The view was pretty nice looking back onto Mirissa beach. It was cool to just hang out up there for a while and wander around. About 20 minutes into my little hike Paradise was lost. I stepped down onto a rock about 2 feet down, and slipped just enough that my flip flop, flip flopped. The toe piece snapped and I was now barefoot. I had to climb across the scree of the rock, up the beach and to the main street to find a shop that sold cheap sandals. A minor incident but you immediately realize how soft your feet are when you have no shoes. Every step you are the dork jumping and twitching as you move along.

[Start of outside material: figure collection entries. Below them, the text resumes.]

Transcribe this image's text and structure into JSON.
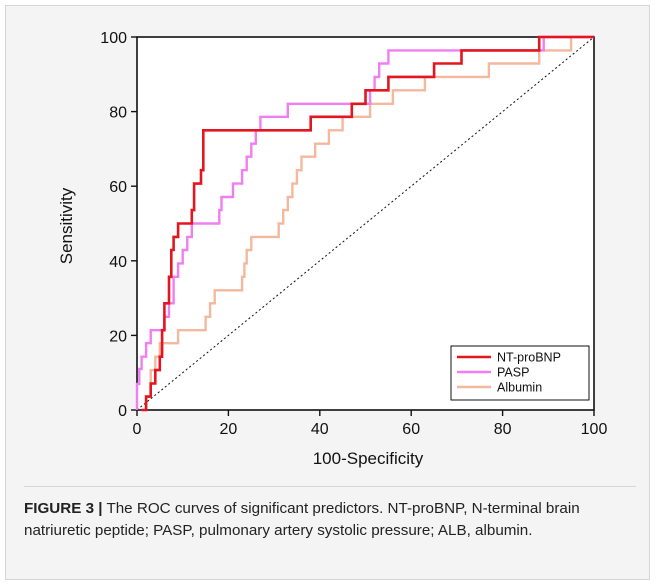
{
  "chart_data": {
    "type": "line",
    "title": "",
    "xlabel": "100-Specificity",
    "ylabel": "Sensitivity",
    "xlim": [
      0,
      100
    ],
    "ylim": [
      0,
      100
    ],
    "xticks": [
      "0",
      "20",
      "40",
      "60",
      "80",
      "100"
    ],
    "yticks": [
      "0",
      "20",
      "40",
      "60",
      "80",
      "100"
    ],
    "grid": false,
    "legend_position": "bottom-right",
    "reference_line": "diagonal",
    "series": [
      {
        "name": "NT-proBNP",
        "color": "#e3161f",
        "points": [
          [
            1,
            0
          ],
          [
            2,
            0
          ],
          [
            2,
            3.6
          ],
          [
            3,
            3.6
          ],
          [
            3,
            7.1
          ],
          [
            4,
            7.1
          ],
          [
            4,
            10.7
          ],
          [
            5,
            10.7
          ],
          [
            5,
            14.3
          ],
          [
            5.5,
            14.3
          ],
          [
            5.5,
            21.4
          ],
          [
            6,
            21.4
          ],
          [
            6,
            28.6
          ],
          [
            7,
            28.6
          ],
          [
            7,
            35.7
          ],
          [
            7.5,
            35.7
          ],
          [
            7.5,
            42.9
          ],
          [
            8,
            42.9
          ],
          [
            8,
            46.4
          ],
          [
            9,
            46.4
          ],
          [
            9,
            50
          ],
          [
            12,
            50
          ],
          [
            12,
            53.6
          ],
          [
            12.5,
            53.6
          ],
          [
            12.5,
            60.7
          ],
          [
            14,
            60.7
          ],
          [
            14,
            64.3
          ],
          [
            14.5,
            64.3
          ],
          [
            14.5,
            75
          ],
          [
            38,
            75
          ],
          [
            38,
            78.6
          ],
          [
            47,
            78.6
          ],
          [
            47,
            82.1
          ],
          [
            50,
            82.1
          ],
          [
            50,
            85.7
          ],
          [
            55,
            85.7
          ],
          [
            55,
            89.3
          ],
          [
            65,
            89.3
          ],
          [
            65,
            92.9
          ],
          [
            71,
            92.9
          ],
          [
            71,
            96.4
          ],
          [
            88,
            96.4
          ],
          [
            88,
            100
          ],
          [
            100,
            100
          ]
        ]
      },
      {
        "name": "PASP",
        "color": "#f07ef2",
        "points": [
          [
            0,
            0
          ],
          [
            0,
            7
          ],
          [
            0.5,
            7
          ],
          [
            0.5,
            11
          ],
          [
            1,
            11
          ],
          [
            1,
            14.3
          ],
          [
            2,
            14.3
          ],
          [
            2,
            17.9
          ],
          [
            3,
            17.9
          ],
          [
            3,
            21.4
          ],
          [
            6,
            21.4
          ],
          [
            6,
            25
          ],
          [
            7,
            25
          ],
          [
            7,
            28.6
          ],
          [
            8,
            28.6
          ],
          [
            8,
            35.7
          ],
          [
            9,
            35.7
          ],
          [
            9,
            39.3
          ],
          [
            10,
            39.3
          ],
          [
            10,
            42.9
          ],
          [
            11,
            42.9
          ],
          [
            11,
            46.4
          ],
          [
            12,
            46.4
          ],
          [
            12,
            50
          ],
          [
            18,
            50
          ],
          [
            18,
            53.6
          ],
          [
            18.5,
            53.6
          ],
          [
            18.5,
            57.1
          ],
          [
            21,
            57.1
          ],
          [
            21,
            60.7
          ],
          [
            23,
            60.7
          ],
          [
            23,
            64.3
          ],
          [
            24,
            64.3
          ],
          [
            24,
            67.9
          ],
          [
            25,
            67.9
          ],
          [
            25,
            71.4
          ],
          [
            26,
            71.4
          ],
          [
            26,
            75
          ],
          [
            27,
            75
          ],
          [
            27,
            78.6
          ],
          [
            33,
            78.6
          ],
          [
            33,
            82.1
          ],
          [
            51,
            82.1
          ],
          [
            51,
            85.7
          ],
          [
            52,
            85.7
          ],
          [
            52,
            89.3
          ],
          [
            53,
            89.3
          ],
          [
            53,
            92.9
          ],
          [
            55,
            92.9
          ],
          [
            55,
            96.4
          ],
          [
            89,
            96.4
          ],
          [
            89,
            100
          ],
          [
            100,
            100
          ]
        ]
      },
      {
        "name": "Albumin",
        "color": "#f4b89f",
        "points": [
          [
            1,
            0
          ],
          [
            2,
            0
          ],
          [
            2,
            3.6
          ],
          [
            3,
            3.6
          ],
          [
            3,
            10.7
          ],
          [
            4,
            10.7
          ],
          [
            4,
            14.3
          ],
          [
            5,
            14.3
          ],
          [
            5,
            17.9
          ],
          [
            9,
            17.9
          ],
          [
            9,
            21.4
          ],
          [
            15,
            21.4
          ],
          [
            15,
            25
          ],
          [
            16,
            25
          ],
          [
            16,
            28.6
          ],
          [
            17,
            28.6
          ],
          [
            17,
            32.1
          ],
          [
            23,
            32.1
          ],
          [
            23,
            35.7
          ],
          [
            23.5,
            35.7
          ],
          [
            23.5,
            39.3
          ],
          [
            24,
            39.3
          ],
          [
            24,
            42.9
          ],
          [
            25,
            42.9
          ],
          [
            25,
            46.4
          ],
          [
            31,
            46.4
          ],
          [
            31,
            50
          ],
          [
            32,
            50
          ],
          [
            32,
            53.6
          ],
          [
            33,
            53.6
          ],
          [
            33,
            57.1
          ],
          [
            34,
            57.1
          ],
          [
            34,
            60.7
          ],
          [
            35,
            60.7
          ],
          [
            35,
            64.3
          ],
          [
            36,
            64.3
          ],
          [
            36,
            67.9
          ],
          [
            39,
            67.9
          ],
          [
            39,
            71.4
          ],
          [
            42,
            71.4
          ],
          [
            42,
            75
          ],
          [
            45,
            75
          ],
          [
            45,
            78.6
          ],
          [
            51,
            78.6
          ],
          [
            51,
            82.1
          ],
          [
            56,
            82.1
          ],
          [
            56,
            85.7
          ],
          [
            63,
            85.7
          ],
          [
            63,
            89.3
          ],
          [
            77,
            89.3
          ],
          [
            77,
            92.9
          ],
          [
            88,
            92.9
          ],
          [
            88,
            96.4
          ],
          [
            95,
            96.4
          ],
          [
            95,
            100
          ],
          [
            100,
            100
          ]
        ]
      }
    ]
  },
  "caption": {
    "label": "FIGURE 3 |",
    "text": " The ROC curves of significant predictors. NT-proBNP, N-terminal brain natriuretic peptide; PASP, pulmonary artery systolic pressure; ALB, albumin."
  }
}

Mirissa has great opportunities for whale watching and so off I went. I got picked up at 5:50 am by a pre-arranged Tuk Tuk and taken to the ship. It was about half full so there was lots of room. The $30 ticket included my pickup, morning coffee and egg sandwich breakfast. The tour, bottles of water, lunch of Roti and spices and fresh coconut juice.
We were not disappointed. Thirty minutes out we spotted our first Pygmy Blue Whale. I never new such a thing existed. It was slow and majestic and a great thing to watch as the sun was rising. There is downside. There were 6 or 7 boats of various sizes watching these three whales when they surfaced. It was insane as all the boats turned at the same time and roared towards the surfacing pods. It must have scared the shit out of the poor creatures. There were also massive pods of spinner and bottle nose dolphins which were entertaining to watch.
Mirissa was a lazy 4 days over Christmas. I am realizing I can do lazy really really well. I need to snap out of it. I spent a lot of time playing with the hotels owners kids. Their hearing was like a pack of dogs. They knew when I was coming up the street and were usually standing at the gate waving to me. How do you not stop and hang out with them?